Он настроил дутар, перебрал несколько мотивов, в том числе и шуточных, она что-то спрашивала, говорила, кажется, а он не отвечал, не слышал, он перебирал струны, пока не запел:

Видишь, горы все в камнях,

Даже на макушке,

Если не поймешь меня,

Горечь ляжет в душу!

Горе горькое в горах

Тяжелей, чем камень.

Я теперь в твоих руках —

Не убей руками!

Шутливость в его словах смешивалась с неожиданными намеками, он и сам удивлялся, а она это слышала, понимала и удивлялась этому про себя.

Ах, горы, горы, вы из гроз,

Ты слышишь, гром грохочет?

Бутоны роз, бутоны роз

Сейчас дождем намочит!

— Что это за песня? — с подчеркнутым изумлением спросила она, когда он вдруг остановился, замолчал и снял пальцы с дутара…

— Не знаю.

— А я хочу знать!

— У меня есть друг, — ответил он, улыбнувшись, — русский, очень хороший человек. Он частенько говорит на всякие лишние вопросы: «Много будешь знать, скоро состаришься!»

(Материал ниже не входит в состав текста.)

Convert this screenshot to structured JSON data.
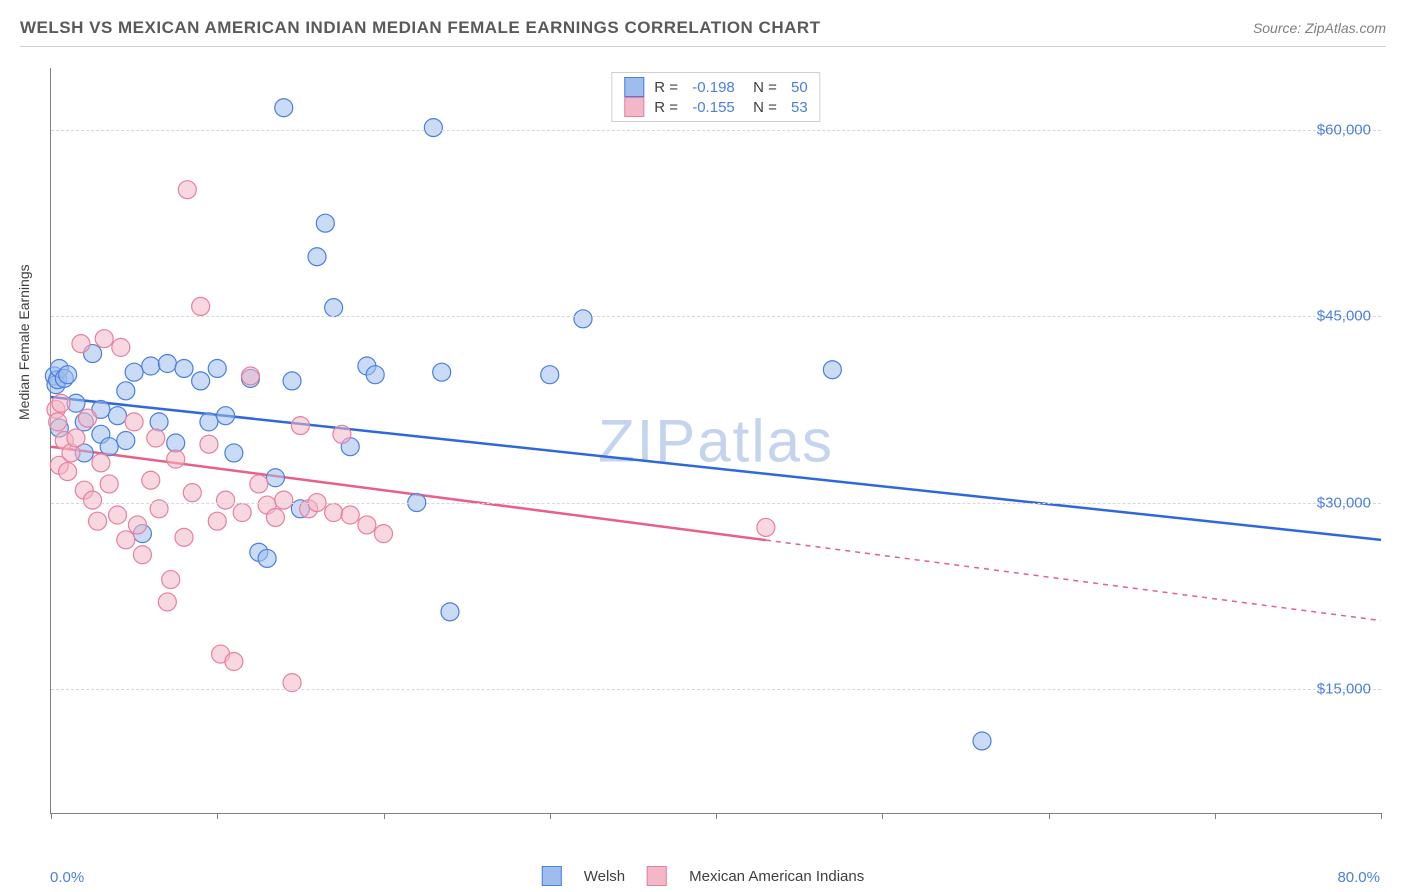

— Я не боюсь! Моя старость — далеко, — Дильдор опять капризно тряхнула головой и повела плечами. — А вы… вы ведь учитель? Вот вы будете стараться, чтобы дети больше узнали. Зачем? Чтобы все они скорее стариками сделались?

— Ох, а у вас острые зубки! Вам палец в рот не клади!

— Пойте!

Масуд ударил по струнам:

Приехал из Ташкента я

К вам, на свое несчастье,

Чтоб сердце, нежность затая,

В горах рвалось на части!

Ах, горы, горы, вы из гроз,

Ты слышишь, гром грохочет?..

И отвел от себя дутар.

— Нет, больше не могу.

— Не можете?

— Не хочу!

— Я пойду, — сказала Дильдор, но не двигалась.

Он молчал, и она подняла платок на голову. А он встал и, сделав несколько шагов, повесил дутар на стойку. Луна созрела, высветлила ночь, и он боялся, что Дильдор оглянется, что ему еще раз придется увидеть, какая она красивая. И застыл к ней спиной. Не было слышно ни шелеста ее одежд, ни шагов, и он спросил:

— Куда вы спешите? Разве отец дома?

— Отец в городе, — ответила она.

— В Ташкенте?

— Нет, в Газалкенте. — И он понял, что в здешних краях районный центр тоже называют городом. — Он нас бросил… И мы от него отказались! Все! Прочь! Не надо!

Девушка разнервничалась.

— Мать боитесь?

Она не отвечала, и Масуд резко обернулся, подошел и схватил Дильдор за кисть ее руки, оказавшейся тоньше, чем он думал. Совсем детской… А он сжал ее обеими своими крепкими руками и вздрогнул, испугавшись, что рука ее сейчас непоправимо сломается, как соломинка. Или что Дильдор начнет вырываться.

Но она не вырывалась.

— Я давно уж не боюсь маму, — с тоской вздохнула девушка. — Жалею ее, и хватит.

А он держал ее руку, согревающуюся в его безжалостно-сильных ладонях, и поражался себе: «Не о том, не о том я говорю с ней, байской гуленой!»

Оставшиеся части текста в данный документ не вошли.